I believe this policy, used only a few times per year, has saved us 8 figures in outage costs over a decade. (More than half of the benefit is from a clear statement and instilled sense of ownership, and only secondarily the defusing/unraveling of people would otherwise wait or insert tangles of “best practice” red tape while the website or a factory was hard down.)
I based it on 14 CFR 91.3 (in intent) which says, in part:
91.3 Responsibility and authority of the pilot in command.
(a) The pilot in command of an aircraft is directly responsible for, and is the final authority as to, the operation of that aircraft.
(b) In an in-flight emergency requiring immediate action, the pilot in command may deviate from any rule of this part to the extent required to meet that emergency.
(I made part c of the law, the reporting requirement, mandatory where it’s only on-demand in the aviation law.)
When we explain the policy to new employees, we often cite the aviation law directly, to help clearly communicate our intent.
I've seen lots of places that think they have a process in place that prevents this. I've very rarely seen places that actually had sufficient security in place to prevent someone with malicious intent from actually finding ways of bypassing it if they were prepared to break company policies and/or the law. I'm sure they exist, and more places ought to take this seriously, but part of the problem is a lot of places think they have processes in place that ensures they're not vulnerable.
Often it boils down to not taking sufficient measures against social engineering.
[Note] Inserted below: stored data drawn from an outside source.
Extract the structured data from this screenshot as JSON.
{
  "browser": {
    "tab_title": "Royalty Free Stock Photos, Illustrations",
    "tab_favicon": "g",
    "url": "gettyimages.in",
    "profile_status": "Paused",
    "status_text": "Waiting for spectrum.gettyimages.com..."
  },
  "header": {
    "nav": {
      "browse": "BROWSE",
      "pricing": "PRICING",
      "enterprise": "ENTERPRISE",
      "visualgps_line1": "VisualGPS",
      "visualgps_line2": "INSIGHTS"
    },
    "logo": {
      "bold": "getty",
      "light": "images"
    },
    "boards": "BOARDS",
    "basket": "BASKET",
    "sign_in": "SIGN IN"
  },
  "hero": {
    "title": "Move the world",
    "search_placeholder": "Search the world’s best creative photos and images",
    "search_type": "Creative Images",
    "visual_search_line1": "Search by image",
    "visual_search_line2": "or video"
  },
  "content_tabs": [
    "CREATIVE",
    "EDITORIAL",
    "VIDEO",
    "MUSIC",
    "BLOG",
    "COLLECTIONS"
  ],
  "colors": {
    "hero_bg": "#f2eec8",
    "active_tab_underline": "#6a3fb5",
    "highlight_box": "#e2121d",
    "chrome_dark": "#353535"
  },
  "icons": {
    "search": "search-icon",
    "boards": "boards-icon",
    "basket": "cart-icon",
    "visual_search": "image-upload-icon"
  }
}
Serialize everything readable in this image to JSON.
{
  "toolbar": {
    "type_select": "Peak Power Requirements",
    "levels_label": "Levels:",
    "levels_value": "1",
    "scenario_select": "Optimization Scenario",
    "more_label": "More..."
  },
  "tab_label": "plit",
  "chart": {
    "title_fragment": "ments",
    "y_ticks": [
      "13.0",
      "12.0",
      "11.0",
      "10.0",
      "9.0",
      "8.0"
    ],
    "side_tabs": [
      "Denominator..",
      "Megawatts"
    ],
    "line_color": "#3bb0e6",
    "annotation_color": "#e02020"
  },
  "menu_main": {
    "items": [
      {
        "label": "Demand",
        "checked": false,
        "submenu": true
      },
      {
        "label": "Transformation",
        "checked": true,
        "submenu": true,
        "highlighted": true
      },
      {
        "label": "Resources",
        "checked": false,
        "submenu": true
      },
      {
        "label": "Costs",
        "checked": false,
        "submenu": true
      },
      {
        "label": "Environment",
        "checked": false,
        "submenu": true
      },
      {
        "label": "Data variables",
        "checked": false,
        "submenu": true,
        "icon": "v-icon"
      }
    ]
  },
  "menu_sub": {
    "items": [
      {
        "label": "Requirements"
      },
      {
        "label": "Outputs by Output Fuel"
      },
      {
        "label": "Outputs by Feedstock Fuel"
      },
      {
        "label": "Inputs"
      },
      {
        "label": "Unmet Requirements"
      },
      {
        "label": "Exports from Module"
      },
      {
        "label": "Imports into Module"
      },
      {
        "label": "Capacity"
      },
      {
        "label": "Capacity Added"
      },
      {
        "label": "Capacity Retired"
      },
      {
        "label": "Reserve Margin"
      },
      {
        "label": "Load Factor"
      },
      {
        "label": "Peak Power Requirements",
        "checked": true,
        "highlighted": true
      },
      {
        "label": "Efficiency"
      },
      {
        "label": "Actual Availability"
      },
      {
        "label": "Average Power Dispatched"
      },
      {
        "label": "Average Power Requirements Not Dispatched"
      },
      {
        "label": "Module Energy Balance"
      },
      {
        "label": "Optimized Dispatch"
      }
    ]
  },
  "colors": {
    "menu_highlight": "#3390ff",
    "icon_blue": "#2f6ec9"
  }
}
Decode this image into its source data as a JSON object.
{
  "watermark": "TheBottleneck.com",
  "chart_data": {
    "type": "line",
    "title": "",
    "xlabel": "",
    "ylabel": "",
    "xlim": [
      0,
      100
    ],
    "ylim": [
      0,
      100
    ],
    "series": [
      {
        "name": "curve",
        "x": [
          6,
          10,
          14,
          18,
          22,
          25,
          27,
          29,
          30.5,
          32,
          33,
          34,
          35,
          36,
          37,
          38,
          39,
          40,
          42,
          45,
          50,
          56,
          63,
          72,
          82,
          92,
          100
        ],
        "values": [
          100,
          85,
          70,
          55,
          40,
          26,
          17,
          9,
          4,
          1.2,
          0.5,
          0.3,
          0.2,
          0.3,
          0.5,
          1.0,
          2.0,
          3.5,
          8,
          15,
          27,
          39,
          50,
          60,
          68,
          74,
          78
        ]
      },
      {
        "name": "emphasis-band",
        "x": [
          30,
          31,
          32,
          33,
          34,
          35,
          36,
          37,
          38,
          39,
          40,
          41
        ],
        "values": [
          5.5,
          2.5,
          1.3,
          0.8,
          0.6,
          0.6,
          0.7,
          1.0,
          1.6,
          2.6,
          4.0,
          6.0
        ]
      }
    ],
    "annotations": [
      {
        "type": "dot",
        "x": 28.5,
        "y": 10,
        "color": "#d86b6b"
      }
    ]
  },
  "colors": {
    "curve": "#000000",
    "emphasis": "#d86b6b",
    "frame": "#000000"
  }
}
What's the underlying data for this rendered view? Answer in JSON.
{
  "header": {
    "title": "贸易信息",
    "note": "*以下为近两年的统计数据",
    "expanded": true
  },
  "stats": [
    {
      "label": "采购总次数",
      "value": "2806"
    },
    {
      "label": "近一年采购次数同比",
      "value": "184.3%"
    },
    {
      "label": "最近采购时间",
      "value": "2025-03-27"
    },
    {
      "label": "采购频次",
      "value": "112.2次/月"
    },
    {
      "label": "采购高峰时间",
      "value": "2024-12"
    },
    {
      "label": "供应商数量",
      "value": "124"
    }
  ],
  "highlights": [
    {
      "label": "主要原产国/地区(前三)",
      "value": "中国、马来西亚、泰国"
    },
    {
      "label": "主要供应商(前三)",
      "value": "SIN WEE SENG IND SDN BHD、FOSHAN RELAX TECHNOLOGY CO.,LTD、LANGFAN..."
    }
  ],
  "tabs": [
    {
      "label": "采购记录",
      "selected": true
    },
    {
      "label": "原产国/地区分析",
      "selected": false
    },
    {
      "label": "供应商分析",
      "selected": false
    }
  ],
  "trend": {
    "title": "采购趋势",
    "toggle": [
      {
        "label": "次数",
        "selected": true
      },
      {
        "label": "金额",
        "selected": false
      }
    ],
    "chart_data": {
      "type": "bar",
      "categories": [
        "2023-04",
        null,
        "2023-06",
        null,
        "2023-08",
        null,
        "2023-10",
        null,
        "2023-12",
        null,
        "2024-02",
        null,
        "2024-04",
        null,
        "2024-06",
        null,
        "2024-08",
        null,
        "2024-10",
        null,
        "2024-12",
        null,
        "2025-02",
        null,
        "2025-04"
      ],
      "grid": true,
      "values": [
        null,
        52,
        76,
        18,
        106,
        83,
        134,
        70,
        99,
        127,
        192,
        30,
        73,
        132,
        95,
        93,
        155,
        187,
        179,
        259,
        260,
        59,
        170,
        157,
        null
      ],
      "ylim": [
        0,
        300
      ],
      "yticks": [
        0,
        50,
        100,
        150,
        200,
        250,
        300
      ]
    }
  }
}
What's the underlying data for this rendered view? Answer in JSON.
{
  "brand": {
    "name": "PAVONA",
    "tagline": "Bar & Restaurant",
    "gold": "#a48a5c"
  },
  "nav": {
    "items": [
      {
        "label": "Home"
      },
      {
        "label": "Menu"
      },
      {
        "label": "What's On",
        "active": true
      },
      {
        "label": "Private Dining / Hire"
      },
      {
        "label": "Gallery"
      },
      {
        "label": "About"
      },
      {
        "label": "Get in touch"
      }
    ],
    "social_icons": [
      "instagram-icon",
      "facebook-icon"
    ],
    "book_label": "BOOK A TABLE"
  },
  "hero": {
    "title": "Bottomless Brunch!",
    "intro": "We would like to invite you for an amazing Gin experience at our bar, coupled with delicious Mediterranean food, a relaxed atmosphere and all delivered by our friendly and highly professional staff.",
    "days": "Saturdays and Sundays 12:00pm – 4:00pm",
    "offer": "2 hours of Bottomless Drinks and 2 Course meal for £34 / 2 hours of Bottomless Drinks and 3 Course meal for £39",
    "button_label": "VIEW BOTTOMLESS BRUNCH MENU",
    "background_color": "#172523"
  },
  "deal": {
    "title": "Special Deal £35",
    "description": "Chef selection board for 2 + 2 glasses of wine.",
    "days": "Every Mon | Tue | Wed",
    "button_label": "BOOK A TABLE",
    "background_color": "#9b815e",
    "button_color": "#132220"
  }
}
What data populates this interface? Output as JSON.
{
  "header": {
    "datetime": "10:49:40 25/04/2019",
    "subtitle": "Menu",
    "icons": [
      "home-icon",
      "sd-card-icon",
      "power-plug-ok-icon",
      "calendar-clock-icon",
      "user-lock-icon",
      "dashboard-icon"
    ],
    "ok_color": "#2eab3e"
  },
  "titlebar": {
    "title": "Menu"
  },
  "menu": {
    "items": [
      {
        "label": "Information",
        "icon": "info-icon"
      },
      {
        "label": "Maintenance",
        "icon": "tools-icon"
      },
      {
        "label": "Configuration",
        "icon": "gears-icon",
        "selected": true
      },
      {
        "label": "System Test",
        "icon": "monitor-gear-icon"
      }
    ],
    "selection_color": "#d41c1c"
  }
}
In this case the claim is they used fake usernames - most places I've worked, successfully getting a fake account if you already work there would tend to "only" require a willingness to lie on a form or two ("fake" a contractor) and then request elevated privileges. Very few places I've done work requires sufficient checks or counter-signatures to require additional accomplices or make it harder than that. They do exist, but they're rare.
The state of security most places is quite depressing at times. Then again, most of the time it's enough.
True. It's possible that the manufacturing software could be modified in some manner to introduce some fundamental flaw in the final product though. For that reason, I would say the code should also be held to a higher set of standards
While you're absolutely right, it is far more likely that someone was able to do this because there is a lack of security in their software engineering practices. This isn't aimed at you, but I think a lot of people are blinded by their support of Elon Musk and Tesla to acknowledge that ultimately he's one man, and Tesla are just a company that makes cars. People and companies are fallable.
Fully agree. In an ideal world all of this would be locked down, but you've gotta be prerty naive to assume that everything is perfectly locked down.
There are areas that I couldn't push code willy nilly, namely in the security space. But I'd be willing to bet that a majority of teams at any bigN could have a single bad actor cause some damage... That's just the maturity of the industry.
>There will always be a small handful of engineers that can push the button to move code into PROD or even change code in PROD live.
What? Why?
Nobody on my development team has access to the production code signing keys. And nobody - at all - has the ability to remotely make a production system take an unsigned update.
Yes, but that changes the scenario from a "small handful of engineers" that can all do it unilaterally, to needing at least one person from N different teams to collaborate.
And in my specific case, the group with the singing keys is also the group paid to tell us "no" whenever a release is blocked by process reasons.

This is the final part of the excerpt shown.